— Ты можешь уйти по-хорошему или не очень по-хорошему.
— Я не хочу сейчас видеть твое лицо, Киллиан, — пробормотала она и ударила по груди. — Больно. Вот здесь. И если ты будешь продолжать принуждать меня, я выброшусь из машины.
Постукивание моих пальцев становится все интенсивнее, но я останавливаю себя от того, чтобы перекинуть ее через плечо.
Я сказал ей, что больше никогда не позволю ей думать о самоубийстве, но в этот момент я провоцирую её.
И хотя это может быть гнев, я не хочу, чтобы она действовала в соответствии с этими эмоциями.
Не сейчас. Никогда.
— Садись в машину, —ьповторяю я с напряжением, достаточным для взрыва страны.
— Я сказала...
— Я знаю, что ты, блядь, сказала.
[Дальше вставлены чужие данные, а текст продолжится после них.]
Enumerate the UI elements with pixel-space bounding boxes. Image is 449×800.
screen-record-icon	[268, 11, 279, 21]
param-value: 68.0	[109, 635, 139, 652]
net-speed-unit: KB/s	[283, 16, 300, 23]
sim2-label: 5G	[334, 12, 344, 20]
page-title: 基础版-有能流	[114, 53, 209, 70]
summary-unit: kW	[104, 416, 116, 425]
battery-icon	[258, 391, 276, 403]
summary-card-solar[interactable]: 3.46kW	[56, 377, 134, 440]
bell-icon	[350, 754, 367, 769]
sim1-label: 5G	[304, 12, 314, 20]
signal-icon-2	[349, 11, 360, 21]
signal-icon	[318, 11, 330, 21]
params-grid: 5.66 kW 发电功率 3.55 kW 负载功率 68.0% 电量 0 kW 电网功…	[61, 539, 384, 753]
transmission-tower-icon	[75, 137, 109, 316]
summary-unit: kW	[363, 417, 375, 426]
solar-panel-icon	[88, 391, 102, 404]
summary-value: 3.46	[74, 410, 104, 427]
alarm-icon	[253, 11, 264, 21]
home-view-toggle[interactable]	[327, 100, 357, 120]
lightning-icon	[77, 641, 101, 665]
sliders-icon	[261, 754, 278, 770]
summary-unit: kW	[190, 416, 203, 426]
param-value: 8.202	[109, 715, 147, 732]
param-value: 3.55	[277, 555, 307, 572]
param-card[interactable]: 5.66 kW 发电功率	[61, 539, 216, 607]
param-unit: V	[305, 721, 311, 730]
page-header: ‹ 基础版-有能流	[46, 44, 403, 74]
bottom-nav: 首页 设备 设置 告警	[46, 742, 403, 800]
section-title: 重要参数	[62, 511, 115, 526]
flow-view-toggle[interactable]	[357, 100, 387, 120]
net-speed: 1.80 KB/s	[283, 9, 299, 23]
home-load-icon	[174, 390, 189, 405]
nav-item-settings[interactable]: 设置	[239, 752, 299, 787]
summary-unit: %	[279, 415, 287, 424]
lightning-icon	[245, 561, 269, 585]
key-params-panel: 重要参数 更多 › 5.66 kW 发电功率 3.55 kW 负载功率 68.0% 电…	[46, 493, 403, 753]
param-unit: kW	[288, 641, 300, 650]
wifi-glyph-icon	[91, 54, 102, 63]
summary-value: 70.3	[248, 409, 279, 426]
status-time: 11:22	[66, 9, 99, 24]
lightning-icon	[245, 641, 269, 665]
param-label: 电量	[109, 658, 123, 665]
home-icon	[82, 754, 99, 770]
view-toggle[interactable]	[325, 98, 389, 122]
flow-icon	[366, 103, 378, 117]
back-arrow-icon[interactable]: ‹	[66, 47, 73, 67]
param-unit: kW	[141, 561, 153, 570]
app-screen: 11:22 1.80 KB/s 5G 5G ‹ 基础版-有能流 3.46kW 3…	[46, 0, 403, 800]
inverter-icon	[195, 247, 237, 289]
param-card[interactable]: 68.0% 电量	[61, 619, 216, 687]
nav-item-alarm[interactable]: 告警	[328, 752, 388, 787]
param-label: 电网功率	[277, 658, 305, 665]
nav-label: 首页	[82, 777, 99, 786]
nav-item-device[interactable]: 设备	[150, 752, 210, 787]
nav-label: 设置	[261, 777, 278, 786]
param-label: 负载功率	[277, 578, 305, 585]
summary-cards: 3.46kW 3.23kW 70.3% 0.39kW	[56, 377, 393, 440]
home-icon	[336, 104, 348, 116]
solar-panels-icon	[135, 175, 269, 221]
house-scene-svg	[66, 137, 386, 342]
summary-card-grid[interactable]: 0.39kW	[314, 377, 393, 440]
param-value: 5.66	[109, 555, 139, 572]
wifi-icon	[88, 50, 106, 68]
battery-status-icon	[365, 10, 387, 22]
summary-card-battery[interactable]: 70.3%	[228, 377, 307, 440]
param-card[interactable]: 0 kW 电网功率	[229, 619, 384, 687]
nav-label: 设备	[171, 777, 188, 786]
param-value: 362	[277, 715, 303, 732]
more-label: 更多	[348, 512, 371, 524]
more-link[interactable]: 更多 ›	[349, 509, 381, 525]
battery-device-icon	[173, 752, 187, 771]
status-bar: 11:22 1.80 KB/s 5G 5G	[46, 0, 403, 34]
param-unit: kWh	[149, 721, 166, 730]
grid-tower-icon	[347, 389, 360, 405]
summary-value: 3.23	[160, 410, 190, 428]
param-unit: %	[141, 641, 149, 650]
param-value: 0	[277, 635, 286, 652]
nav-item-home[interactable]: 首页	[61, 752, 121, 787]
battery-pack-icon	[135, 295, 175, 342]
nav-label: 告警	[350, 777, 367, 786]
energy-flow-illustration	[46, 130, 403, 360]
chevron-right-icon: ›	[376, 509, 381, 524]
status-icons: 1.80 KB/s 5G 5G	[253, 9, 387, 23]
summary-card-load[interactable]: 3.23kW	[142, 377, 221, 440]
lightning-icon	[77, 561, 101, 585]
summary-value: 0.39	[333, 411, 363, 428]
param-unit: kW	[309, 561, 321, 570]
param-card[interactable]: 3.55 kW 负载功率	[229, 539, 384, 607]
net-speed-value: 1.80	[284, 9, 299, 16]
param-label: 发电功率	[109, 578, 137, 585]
Я отвезу тебя к частному самолету и проинструктирую пилота, чтобы он отвез тебя обратно в Лондон.
— Ты... действительно позволишь мне вернуться одной?
— Я не хочу, но позволю.
Потому что впервые я ненавижу то, как она смотрит на меня. Это не страх, не раздражение или вызов.
Это отвращение, смешанное с гневом.
И я не готов узнать, выполнит ли она свою угрозу.
Я просто дам ей немного времени, чтобы остыть, прежде чем последовать за ней.
Она смотрит на меня подозрительно, но забирается в машину.
Во время всей поездки она скрещивает руки на груди и смотрит в окно, отказываясь произнести хоть слово.
Я тоже не провоцирую ее, предоставляя ей все необходимое пространство.
Как только она закончит свою истерику, она отыграется сполна.
Мы ждем час, пока самолет и экипаж будут готовы. Все это время она вставляет в уши наушники и игнорирует мое существование.